Decades of rapid growth transformed developing Asia into a largely middle-income region, but the pace of expansion has fallen off since the 2008 global financial crisis. This has serious implications for American businesses and the global economy as a whole.
The Asian Development Bank (ADB) explores this challenge in its Asian Development Outlook 2017, a comprehensive economic forecast providing country and regional analysis and growth projections for 45 economies, including the People’s Republic of China, India and Indonesia. ADB's Chief Economist Yasuyuki Sawada will outline the report’s findings and policy options for innovation, education and infrastructure to spur growth in middle-income economies amid uncertainties ranging from protectionist threats to changing monetary policy.
Yasuyuki Sawada is the chief spokesperson for ADB on economic and development trends, and leads the Economic Research and Regional Cooperation Department (ERCD), which publishes ADB's flagship knowledge products.

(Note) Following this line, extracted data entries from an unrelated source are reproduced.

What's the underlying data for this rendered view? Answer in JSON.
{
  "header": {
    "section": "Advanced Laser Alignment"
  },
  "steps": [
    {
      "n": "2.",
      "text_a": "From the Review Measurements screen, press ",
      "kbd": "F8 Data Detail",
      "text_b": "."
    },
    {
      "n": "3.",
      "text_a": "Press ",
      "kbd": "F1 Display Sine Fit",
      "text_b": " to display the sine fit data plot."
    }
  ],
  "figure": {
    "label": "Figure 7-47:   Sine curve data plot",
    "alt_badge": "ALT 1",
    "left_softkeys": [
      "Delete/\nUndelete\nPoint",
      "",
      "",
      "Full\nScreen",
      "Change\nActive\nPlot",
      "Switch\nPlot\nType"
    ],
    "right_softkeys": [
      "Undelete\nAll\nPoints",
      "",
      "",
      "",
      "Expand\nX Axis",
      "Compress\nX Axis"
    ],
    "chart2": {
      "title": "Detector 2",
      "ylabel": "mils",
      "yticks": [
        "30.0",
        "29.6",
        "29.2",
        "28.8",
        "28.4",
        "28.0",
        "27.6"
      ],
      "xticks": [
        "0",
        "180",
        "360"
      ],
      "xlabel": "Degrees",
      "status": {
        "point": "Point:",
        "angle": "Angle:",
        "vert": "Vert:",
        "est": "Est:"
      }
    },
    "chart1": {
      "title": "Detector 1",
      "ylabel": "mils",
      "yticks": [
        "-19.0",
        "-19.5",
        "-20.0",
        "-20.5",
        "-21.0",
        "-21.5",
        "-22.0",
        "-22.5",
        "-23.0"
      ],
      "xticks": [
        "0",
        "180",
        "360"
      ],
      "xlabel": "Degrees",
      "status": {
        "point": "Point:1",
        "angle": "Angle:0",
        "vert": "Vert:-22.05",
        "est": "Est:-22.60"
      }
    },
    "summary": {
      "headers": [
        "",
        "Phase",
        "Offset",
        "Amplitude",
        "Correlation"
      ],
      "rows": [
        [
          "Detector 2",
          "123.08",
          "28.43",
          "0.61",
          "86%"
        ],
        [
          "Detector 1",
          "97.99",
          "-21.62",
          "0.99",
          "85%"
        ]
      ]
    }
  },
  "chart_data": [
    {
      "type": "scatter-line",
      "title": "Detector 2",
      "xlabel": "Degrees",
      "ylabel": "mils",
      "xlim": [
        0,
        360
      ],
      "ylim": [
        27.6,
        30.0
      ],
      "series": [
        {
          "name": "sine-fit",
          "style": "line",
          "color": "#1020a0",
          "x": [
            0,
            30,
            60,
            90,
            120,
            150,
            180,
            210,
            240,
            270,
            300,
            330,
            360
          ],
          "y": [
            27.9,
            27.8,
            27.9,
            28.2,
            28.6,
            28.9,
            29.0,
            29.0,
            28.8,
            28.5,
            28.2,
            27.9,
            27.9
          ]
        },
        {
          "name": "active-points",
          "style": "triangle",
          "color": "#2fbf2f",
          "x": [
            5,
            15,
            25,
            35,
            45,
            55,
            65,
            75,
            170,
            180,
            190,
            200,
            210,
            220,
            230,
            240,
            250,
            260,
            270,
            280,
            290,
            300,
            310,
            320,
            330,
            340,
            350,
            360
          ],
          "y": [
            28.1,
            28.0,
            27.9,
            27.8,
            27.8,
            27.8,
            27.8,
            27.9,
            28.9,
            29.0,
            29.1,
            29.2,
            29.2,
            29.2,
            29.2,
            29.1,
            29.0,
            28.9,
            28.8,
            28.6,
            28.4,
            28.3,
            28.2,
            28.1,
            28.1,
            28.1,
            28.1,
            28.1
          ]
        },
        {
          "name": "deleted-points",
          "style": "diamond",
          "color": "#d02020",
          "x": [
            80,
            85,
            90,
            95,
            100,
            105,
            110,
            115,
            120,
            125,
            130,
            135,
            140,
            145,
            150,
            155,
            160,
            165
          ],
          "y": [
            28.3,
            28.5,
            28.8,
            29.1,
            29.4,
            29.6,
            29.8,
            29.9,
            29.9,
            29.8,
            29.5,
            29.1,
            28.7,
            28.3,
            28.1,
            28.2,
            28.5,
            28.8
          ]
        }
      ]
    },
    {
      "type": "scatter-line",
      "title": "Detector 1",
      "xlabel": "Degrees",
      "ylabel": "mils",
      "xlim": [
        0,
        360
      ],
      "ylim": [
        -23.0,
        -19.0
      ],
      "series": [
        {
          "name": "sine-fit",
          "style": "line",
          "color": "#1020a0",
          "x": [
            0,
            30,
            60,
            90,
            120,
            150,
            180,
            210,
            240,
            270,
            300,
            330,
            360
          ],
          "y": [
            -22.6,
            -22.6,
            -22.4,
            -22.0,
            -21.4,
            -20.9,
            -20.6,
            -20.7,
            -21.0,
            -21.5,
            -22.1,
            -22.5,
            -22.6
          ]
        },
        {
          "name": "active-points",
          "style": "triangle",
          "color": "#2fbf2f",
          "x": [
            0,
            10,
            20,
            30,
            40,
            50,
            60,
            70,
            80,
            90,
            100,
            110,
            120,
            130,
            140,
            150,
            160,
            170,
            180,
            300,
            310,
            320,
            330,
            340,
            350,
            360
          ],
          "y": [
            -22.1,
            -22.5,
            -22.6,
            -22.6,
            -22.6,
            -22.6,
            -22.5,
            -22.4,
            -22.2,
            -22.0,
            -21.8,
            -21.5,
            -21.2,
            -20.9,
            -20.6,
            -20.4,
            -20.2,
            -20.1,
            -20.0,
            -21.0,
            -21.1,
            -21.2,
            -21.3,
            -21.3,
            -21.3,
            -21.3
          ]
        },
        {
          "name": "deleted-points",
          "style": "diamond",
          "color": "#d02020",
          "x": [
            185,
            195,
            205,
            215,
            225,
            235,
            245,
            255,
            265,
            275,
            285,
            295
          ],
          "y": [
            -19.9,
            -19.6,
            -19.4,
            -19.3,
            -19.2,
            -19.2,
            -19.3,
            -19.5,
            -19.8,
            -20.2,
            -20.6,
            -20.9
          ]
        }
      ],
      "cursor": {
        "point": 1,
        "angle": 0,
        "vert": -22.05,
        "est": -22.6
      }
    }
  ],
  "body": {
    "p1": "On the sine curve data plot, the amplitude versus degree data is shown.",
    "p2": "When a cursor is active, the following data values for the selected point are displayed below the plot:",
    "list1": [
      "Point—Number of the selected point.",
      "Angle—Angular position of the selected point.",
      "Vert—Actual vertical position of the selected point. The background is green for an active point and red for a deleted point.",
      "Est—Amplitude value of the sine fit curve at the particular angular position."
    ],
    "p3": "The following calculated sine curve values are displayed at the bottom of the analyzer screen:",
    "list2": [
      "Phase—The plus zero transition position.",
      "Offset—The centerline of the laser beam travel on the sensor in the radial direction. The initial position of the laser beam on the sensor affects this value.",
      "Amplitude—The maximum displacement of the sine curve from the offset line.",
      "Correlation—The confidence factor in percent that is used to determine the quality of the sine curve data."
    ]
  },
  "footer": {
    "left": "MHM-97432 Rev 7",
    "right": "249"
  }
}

Mr. Sawada previously served as a Professor in the Faculty of Economics at the University of Tokyo, Japan. Earlier, he was an Associate Professor at the University of Tokyo; an Adjunct Professor of Economics at the Korea University; a Research Associate at the Australia-Japan Research Centre, Crawford School of Public Policy, Australian National University; and a Visiting Researcher at the Asian Development Bank Institute. He previously performed research work in a variety of institutions, such as the Japan International Cooperation Agency (JICA) Research Institute; the World Bank; Economic Research Institute of ASEAN and East Asia (ERIA); Bangladesh Institute of Development Studies (BIDS); Pakistan Institute of Development Economics (PIDE); International Rice Research Institute (IRRI) in the Philippines; International Water Management Institute (IWMI) in Sri Lanka; Research Institute of Economy, Trade, and Industry (RIETI) in Japan; and Japan Society of Promotion of Science (JSPS), where he led a number of large-scale development policy evaluation projects in Asia and other developing countries.
Mr. Sawada's research fields are macro- and micro-development economics, microeconometrics, economics of disasters, and field surveys and experiments. He has published more than 60 peer-reviewed research articles on diversified topics pertaining to Asia and other developing countries ranging from macro development issues, such as long-term economic growth and structural change, sovereign debt sustainability, foreign aid, trade, ageing and social security, and natural and man-made disasters to micro issues of poverty, education, infrastructure, microenterprises, microfinance, health, and disabilities.
A Japanese national, Mr. Sawada holds a Doctorate degree in Economics and a Master's degree in International Development Policy from Stanford University, USA; a Master's degree in International Relations from the University of Tokyo, Japan; a Master's degree in Economics from Osaka University, Japan; and a Bachelor's degree in Economics from Keio University, Japan.